MOM estimators for the third order (skewness) and higher can be very unstable, requiring sample sizes in the tens-of-thousands before they settle down to asymptotic normality. MLEs will generally outperform this, as will other methods such as L-Moments. (http://www.research.ibm.com/people/h/hosking/lmoments.html).

Bob: Excellent points.

I had frequentist statistics in mind when I wrote this post, but it’s interesting to see what Bayesian statistics brings to the table.

As far as I know, the drawbacks to MLEs apply even more so to moment matching estimators. Do you know of any exceptions?

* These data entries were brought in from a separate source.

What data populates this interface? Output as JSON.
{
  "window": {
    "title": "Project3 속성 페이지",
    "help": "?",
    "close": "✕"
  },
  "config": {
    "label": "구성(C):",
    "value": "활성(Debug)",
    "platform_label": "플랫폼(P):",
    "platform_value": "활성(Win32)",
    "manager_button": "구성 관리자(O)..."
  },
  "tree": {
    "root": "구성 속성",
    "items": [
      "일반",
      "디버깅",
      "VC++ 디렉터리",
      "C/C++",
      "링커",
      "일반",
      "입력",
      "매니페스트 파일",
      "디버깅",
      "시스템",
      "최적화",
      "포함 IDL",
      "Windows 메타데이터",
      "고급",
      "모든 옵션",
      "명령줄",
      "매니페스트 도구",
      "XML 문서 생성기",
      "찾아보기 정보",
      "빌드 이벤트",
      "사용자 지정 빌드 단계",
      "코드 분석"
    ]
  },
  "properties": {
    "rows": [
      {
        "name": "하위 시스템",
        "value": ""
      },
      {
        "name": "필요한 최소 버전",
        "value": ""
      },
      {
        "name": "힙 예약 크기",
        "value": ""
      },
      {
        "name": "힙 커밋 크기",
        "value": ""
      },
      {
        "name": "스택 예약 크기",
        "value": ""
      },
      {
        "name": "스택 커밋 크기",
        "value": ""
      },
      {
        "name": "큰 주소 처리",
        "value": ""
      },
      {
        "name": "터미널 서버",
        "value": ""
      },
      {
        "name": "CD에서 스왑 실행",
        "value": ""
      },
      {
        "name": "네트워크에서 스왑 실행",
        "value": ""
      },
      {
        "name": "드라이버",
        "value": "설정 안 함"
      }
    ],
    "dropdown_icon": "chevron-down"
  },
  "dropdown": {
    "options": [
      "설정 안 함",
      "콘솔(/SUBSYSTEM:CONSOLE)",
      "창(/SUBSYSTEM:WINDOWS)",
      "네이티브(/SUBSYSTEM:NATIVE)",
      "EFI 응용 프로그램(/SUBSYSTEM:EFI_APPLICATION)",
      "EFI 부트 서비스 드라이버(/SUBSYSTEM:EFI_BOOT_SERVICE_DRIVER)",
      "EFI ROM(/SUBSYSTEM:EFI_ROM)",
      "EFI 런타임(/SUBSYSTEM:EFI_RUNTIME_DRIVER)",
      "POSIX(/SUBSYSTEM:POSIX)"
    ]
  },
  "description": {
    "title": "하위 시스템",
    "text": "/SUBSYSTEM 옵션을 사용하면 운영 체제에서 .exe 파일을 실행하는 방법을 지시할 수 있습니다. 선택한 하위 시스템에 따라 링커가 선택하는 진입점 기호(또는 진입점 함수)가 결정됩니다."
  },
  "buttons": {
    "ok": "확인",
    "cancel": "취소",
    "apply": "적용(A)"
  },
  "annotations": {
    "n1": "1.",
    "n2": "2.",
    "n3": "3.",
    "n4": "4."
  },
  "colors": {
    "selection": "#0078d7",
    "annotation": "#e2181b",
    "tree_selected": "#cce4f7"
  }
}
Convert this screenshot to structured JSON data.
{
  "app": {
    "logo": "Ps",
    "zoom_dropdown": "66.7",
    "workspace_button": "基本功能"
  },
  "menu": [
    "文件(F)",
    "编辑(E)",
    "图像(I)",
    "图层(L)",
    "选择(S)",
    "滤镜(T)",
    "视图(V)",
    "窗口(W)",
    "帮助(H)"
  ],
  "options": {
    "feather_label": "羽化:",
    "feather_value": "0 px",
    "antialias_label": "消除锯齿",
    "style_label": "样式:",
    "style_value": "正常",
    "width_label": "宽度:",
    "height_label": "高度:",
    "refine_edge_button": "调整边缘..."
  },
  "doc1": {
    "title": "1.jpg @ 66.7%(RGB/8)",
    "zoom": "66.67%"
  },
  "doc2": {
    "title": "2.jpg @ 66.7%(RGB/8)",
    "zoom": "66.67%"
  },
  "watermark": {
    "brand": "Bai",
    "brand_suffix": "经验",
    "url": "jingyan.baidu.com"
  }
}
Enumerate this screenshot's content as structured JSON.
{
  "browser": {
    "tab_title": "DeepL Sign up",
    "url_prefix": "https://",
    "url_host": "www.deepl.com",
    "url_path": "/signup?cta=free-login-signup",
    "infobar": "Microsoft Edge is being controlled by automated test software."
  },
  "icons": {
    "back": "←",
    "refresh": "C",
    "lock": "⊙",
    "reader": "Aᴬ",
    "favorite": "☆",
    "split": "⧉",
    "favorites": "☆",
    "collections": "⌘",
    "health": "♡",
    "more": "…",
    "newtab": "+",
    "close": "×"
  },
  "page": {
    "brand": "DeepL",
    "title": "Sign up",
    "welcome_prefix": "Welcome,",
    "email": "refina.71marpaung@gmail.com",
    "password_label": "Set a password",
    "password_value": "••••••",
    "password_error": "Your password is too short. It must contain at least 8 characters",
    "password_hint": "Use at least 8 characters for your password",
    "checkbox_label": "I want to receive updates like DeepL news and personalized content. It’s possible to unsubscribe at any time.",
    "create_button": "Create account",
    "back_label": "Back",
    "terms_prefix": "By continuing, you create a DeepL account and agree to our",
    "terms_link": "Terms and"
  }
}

Bravo, Bob! Thanks for the addendum about bias, non-existence (unless you do EM–don’t ask), and the trap of inappropriate model selection. Bayes estimators–guaranteed to be biased–are often more tractable, depending on which prior distributions you use. The current fashion of noninformative or invariant priors seems to increase the credibility of the inference at the expense of analytic complexity–replacing the old can of worms with a fresh new one! Of course, if estimation were easy, we statisticians would be out of a job. It ain’t for sissies.

John;

I only recently learned about ‘L-moments’, the only obvious application of which is essentially the matching of (L-) moments approach to density estimation. Would you also consider this a ‘dead end’ approach?

In my experience, L-moments have value in fitting extreme value distributions (that was part of my MS thesis), and have become popular in water resource research. There is a paper suggesting that “L-skewness” is better than the (MOM) skewness statistic, but I hardly ever look at skewness in the first place.